Backstein et al. 82 exemplify the complete recovery of patients' knee function after distal femoral lateral open‐wedge osteotomy, and the postoperative 10‐year survival rate can reach 87% 84 , 85 . However, the correction angle depends on the size of wedge‐shaped bone block 85 . The corrective accuracy is limited owing to the precise bone wedge and the medial approach. The medial wedge‐shaped osteotomy may cause undesirable consequences such as the leg length discrepancy. This surgery, nevertheless, is commonly used in clinical application, as it avoids the complications in lateral open surgery.
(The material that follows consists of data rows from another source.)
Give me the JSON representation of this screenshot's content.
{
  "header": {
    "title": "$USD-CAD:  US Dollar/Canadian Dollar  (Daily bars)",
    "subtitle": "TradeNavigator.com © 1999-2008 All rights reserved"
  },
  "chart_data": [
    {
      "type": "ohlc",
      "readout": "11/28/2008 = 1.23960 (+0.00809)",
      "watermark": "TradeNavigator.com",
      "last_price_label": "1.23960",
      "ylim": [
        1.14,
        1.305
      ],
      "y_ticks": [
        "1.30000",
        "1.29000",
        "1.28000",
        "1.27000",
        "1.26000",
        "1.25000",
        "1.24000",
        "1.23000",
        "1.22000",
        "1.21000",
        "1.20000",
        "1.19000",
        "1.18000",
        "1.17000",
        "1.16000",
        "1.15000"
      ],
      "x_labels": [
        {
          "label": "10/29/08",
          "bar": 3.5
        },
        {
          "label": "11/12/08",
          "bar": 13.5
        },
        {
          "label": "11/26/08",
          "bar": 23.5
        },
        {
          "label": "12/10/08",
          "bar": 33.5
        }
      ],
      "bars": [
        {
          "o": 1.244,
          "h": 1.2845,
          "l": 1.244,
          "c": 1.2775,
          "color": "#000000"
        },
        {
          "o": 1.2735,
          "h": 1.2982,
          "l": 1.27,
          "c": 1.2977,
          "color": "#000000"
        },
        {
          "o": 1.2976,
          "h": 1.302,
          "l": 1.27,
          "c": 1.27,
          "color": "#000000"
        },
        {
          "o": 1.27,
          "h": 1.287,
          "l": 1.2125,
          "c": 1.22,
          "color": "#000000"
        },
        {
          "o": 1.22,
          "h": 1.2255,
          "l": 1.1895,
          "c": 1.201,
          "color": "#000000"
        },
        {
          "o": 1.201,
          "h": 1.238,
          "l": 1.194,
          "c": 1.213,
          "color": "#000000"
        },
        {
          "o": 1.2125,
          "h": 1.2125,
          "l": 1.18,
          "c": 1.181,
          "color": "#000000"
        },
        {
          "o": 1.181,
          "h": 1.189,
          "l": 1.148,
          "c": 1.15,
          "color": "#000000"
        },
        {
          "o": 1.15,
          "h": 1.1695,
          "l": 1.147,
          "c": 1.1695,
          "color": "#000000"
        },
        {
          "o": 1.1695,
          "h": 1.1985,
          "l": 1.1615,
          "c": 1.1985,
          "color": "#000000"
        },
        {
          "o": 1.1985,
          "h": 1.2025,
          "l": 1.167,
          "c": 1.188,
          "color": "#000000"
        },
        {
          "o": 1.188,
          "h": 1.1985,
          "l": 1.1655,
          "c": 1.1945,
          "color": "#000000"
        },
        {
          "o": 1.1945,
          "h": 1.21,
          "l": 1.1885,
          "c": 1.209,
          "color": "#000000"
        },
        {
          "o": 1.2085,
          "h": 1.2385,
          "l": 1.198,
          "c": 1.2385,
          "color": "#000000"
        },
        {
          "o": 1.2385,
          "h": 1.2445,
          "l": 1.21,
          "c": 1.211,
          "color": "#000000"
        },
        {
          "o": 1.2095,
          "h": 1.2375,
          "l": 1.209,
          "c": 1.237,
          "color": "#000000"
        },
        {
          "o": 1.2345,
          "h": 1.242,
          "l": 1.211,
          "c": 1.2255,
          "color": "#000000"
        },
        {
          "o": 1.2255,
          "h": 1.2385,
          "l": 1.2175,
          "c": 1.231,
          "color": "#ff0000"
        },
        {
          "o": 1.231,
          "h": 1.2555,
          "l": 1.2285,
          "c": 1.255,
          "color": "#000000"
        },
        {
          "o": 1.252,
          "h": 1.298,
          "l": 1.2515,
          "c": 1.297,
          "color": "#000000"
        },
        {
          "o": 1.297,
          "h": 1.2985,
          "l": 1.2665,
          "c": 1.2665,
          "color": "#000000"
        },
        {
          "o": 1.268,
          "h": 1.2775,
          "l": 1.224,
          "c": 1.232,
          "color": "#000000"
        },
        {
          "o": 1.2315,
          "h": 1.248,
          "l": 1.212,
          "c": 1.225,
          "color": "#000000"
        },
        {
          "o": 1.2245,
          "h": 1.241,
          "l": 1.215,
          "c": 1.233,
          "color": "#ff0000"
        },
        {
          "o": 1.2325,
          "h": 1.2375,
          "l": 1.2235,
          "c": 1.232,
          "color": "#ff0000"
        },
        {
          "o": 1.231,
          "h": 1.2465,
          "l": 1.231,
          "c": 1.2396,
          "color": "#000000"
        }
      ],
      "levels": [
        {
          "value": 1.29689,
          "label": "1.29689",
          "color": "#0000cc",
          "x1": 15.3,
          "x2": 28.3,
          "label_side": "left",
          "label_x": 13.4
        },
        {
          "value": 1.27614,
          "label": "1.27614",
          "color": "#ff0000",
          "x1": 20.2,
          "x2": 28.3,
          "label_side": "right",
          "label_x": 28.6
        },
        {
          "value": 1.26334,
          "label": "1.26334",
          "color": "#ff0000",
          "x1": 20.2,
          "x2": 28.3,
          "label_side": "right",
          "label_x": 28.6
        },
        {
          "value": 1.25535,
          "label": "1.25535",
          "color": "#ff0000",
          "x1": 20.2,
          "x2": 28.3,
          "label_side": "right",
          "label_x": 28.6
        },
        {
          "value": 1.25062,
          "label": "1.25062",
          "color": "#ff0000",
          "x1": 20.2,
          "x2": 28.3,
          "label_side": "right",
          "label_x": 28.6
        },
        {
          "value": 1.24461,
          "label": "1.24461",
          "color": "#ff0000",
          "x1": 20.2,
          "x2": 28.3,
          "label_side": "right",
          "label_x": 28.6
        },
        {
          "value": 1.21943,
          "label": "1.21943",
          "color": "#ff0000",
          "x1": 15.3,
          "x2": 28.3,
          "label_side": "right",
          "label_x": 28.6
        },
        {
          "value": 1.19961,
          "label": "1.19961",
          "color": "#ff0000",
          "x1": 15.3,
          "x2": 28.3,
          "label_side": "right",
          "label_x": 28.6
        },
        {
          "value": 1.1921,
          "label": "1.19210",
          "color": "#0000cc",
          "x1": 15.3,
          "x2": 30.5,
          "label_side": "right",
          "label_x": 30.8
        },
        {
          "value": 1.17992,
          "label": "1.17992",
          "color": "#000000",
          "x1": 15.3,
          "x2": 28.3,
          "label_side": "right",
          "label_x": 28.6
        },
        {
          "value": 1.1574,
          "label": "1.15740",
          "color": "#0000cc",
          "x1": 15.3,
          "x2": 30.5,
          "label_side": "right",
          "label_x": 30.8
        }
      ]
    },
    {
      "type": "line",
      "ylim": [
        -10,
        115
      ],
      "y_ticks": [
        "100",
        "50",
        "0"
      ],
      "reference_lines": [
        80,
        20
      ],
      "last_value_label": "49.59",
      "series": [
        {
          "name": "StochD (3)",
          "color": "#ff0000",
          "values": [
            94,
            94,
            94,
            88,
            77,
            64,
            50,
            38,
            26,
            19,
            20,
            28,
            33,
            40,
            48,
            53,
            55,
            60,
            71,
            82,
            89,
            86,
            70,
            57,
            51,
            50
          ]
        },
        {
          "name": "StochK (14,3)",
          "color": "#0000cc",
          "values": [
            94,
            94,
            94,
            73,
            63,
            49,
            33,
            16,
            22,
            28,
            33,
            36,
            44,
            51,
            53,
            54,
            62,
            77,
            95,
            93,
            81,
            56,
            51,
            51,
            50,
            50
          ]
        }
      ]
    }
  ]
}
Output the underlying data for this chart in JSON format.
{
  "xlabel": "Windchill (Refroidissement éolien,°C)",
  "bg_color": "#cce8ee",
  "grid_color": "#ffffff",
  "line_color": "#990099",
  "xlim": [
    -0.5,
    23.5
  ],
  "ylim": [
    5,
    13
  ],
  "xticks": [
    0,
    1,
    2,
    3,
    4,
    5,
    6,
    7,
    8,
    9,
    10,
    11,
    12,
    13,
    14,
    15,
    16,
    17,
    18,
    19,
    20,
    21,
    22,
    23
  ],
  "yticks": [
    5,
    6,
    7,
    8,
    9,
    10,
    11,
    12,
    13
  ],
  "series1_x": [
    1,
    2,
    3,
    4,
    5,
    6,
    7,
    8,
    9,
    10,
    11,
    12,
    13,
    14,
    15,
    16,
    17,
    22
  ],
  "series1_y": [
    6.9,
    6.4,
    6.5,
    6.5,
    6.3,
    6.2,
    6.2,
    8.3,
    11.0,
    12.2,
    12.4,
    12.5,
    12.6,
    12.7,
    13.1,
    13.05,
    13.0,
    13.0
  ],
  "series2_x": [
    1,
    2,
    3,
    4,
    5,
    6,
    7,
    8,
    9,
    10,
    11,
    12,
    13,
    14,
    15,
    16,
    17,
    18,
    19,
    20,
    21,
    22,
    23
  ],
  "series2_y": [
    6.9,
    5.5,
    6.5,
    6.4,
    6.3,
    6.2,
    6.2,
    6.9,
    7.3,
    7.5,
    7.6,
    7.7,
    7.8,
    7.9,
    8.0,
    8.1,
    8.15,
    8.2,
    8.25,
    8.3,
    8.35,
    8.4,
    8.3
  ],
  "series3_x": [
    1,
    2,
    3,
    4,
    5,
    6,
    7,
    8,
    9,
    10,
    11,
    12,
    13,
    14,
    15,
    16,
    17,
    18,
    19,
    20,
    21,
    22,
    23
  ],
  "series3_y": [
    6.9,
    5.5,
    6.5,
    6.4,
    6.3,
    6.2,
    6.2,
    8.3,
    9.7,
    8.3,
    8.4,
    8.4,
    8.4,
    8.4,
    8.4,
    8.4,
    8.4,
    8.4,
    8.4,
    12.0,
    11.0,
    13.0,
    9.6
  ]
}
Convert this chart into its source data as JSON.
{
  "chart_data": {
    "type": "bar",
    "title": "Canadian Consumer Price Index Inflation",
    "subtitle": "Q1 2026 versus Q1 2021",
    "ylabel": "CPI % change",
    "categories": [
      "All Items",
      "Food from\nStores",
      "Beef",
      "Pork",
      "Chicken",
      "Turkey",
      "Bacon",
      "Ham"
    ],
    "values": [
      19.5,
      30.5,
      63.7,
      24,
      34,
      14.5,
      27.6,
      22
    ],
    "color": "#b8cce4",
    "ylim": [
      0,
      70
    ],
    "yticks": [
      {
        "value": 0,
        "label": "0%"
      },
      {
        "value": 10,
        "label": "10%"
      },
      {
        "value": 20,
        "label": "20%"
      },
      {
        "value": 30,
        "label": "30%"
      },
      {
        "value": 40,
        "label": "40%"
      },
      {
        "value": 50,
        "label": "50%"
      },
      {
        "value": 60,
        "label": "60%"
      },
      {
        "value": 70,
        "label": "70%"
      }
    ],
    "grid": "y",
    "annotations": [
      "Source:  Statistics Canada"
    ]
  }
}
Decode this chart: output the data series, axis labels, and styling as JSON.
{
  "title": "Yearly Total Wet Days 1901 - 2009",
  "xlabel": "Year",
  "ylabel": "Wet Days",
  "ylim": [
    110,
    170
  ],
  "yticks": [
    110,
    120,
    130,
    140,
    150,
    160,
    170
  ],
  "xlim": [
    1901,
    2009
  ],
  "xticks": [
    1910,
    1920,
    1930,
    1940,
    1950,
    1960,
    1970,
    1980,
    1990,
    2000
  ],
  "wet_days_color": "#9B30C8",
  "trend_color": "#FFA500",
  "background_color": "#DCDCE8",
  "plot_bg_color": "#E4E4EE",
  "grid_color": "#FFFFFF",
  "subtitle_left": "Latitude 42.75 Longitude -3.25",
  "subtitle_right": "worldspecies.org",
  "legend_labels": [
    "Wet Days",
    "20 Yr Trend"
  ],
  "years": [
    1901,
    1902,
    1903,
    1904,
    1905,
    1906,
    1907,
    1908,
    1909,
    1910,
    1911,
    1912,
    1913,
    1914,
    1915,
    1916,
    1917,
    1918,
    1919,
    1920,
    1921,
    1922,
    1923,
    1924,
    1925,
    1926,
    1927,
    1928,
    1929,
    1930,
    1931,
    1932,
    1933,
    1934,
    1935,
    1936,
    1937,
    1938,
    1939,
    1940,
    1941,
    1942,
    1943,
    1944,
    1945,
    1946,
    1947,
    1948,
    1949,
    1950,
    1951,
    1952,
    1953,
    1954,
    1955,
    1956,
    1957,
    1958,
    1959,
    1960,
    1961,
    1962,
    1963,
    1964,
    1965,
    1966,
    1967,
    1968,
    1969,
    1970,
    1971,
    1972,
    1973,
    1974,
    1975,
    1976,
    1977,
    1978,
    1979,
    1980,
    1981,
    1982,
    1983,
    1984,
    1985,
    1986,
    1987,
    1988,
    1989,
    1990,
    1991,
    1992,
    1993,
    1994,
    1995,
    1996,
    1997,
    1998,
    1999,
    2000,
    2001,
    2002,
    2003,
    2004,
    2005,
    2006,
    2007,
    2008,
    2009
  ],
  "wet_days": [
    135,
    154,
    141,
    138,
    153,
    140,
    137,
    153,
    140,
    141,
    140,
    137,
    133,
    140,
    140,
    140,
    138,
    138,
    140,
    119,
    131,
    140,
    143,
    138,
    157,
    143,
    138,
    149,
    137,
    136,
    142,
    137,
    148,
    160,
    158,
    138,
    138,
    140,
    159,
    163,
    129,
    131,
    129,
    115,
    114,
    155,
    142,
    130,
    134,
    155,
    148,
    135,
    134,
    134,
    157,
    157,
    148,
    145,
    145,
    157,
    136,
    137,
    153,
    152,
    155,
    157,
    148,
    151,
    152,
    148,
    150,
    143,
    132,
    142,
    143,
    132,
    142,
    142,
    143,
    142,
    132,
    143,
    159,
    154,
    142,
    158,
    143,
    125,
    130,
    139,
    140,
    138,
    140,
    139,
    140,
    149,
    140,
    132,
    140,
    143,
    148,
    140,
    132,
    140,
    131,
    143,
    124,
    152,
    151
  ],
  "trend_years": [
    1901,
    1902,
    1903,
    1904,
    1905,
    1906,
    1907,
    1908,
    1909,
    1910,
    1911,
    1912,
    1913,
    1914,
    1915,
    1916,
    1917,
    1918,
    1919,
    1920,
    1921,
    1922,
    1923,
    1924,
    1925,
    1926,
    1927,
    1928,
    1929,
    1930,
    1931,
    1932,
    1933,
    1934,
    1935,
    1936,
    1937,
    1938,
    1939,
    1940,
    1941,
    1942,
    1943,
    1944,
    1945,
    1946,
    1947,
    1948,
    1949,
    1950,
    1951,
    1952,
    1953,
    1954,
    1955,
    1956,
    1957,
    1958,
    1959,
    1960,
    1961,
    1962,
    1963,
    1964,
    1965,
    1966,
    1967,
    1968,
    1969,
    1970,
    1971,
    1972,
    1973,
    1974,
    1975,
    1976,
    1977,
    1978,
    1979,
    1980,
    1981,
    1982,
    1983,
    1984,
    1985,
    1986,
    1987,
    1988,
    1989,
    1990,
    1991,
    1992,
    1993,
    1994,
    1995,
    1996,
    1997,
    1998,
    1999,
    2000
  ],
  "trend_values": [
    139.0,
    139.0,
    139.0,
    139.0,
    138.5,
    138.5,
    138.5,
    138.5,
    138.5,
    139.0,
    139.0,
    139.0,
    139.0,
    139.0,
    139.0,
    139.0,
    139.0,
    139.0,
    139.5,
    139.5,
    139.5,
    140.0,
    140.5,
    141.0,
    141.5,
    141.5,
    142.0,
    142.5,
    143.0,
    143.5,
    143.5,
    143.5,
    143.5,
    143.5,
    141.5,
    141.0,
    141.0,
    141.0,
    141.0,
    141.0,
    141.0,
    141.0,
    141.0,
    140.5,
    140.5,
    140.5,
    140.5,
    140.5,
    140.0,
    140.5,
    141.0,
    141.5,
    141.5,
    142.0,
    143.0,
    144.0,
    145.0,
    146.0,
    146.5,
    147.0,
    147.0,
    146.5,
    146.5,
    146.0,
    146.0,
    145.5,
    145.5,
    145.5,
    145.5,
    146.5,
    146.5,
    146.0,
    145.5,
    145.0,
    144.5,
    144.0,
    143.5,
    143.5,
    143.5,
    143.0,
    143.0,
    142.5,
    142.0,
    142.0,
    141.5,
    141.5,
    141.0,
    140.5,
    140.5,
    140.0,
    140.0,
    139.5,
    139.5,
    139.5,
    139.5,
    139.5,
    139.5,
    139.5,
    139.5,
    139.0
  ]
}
Tibial Medial Closing Wedge Osteotomy

In addition to distal femoral lateral open‐wedge osteotomy, Coventry 75 has proposed the proximal tibial osteotomy as another treatment to correct valgus deformity. By realigning the proximal tibia and releasing the pressure of lateral compartment, the surgery corrects deformity, reduces cartilage damage, and relieves pain. Osteotomy can be applied on the tibia when the deformity occurs on the tibia or the joint coronal surface tilt is less than 10°. Collins et al. 86 mention that, for small‐angle deformity, proximal tibial osteotomy warrants better outcomes. Owing to its large area of bone contact, postoperative gap of the bone heals within 4 weeks, and weight bearing function can be restored at early postoperative phase. It is notable that there is less complication compared to others surgical osteotomies.

Conclusion

Osteotomy around knee joint advocates the concept of step‐up treatment. It is an effective treatment for knee osteoarthritis and has unique advantages compared to knee arthroplasty. Knee arthroplasty is at a high risk of postoperative infection. What's worse, younger patients who have had the replacement may need repeated revisional surgery afterwards 87 . Osteotomy is easily operated, low‐risk, and almost all cases obtain rapid recovery after surgery, which is comparable to arhroplasty. We have reviewed the advantages and disadvantages of different types of osteotomy around the knee (Table 1), and aim to provide guidance and support in clinic. Though skepticism indicates that the long‐term effect of osteotomy around knee joint is still uncertain, with the development of the upgraded equipment and advanced techniques, this approach can be improved and become more accurate, effective, and convenient.

TABLE 1.

The summary of different types of osteotomy around the knee

Style Advantages Disadvantages References
HTO

1. Standardization

2. Various types

1. Neurovascular complications

2. Facture

3. Delayed union and nonunion

4. Infection

5. Thromboembolic disease

6. Compartment syndrome

7. Under correction and recurrence of deformity

Agliettiet al. 14

Sprenger et al. 15

Wu et al. 16

Kim et al. 22

Coventry et al. 40 , 76

PFO

1. Simple

2. Trauma‐minimized

1. Neurovascular complications

2. Compartment syndrome

3. Delayed union and nonunion

4. Conversion to total knee arthroplasty

Dong et al. 63

Zhang et al. 64

Yang et al. 70

Wang et al. 69

DFO

1. Accurate correction

2. Not affect the range of motion

1. Iliotibial band irritatio

2. Leg length discrepancy

3. Delayed union and nonunion

Puddu et al. 77

Dewilde et al. 78

Saithna et al. 80

Jacobi et al. 81

Marti et al. 85

DFO, distal femur osteotomy; HTO, high tibial osteotomy; PFO, proximal fibular osteotomy.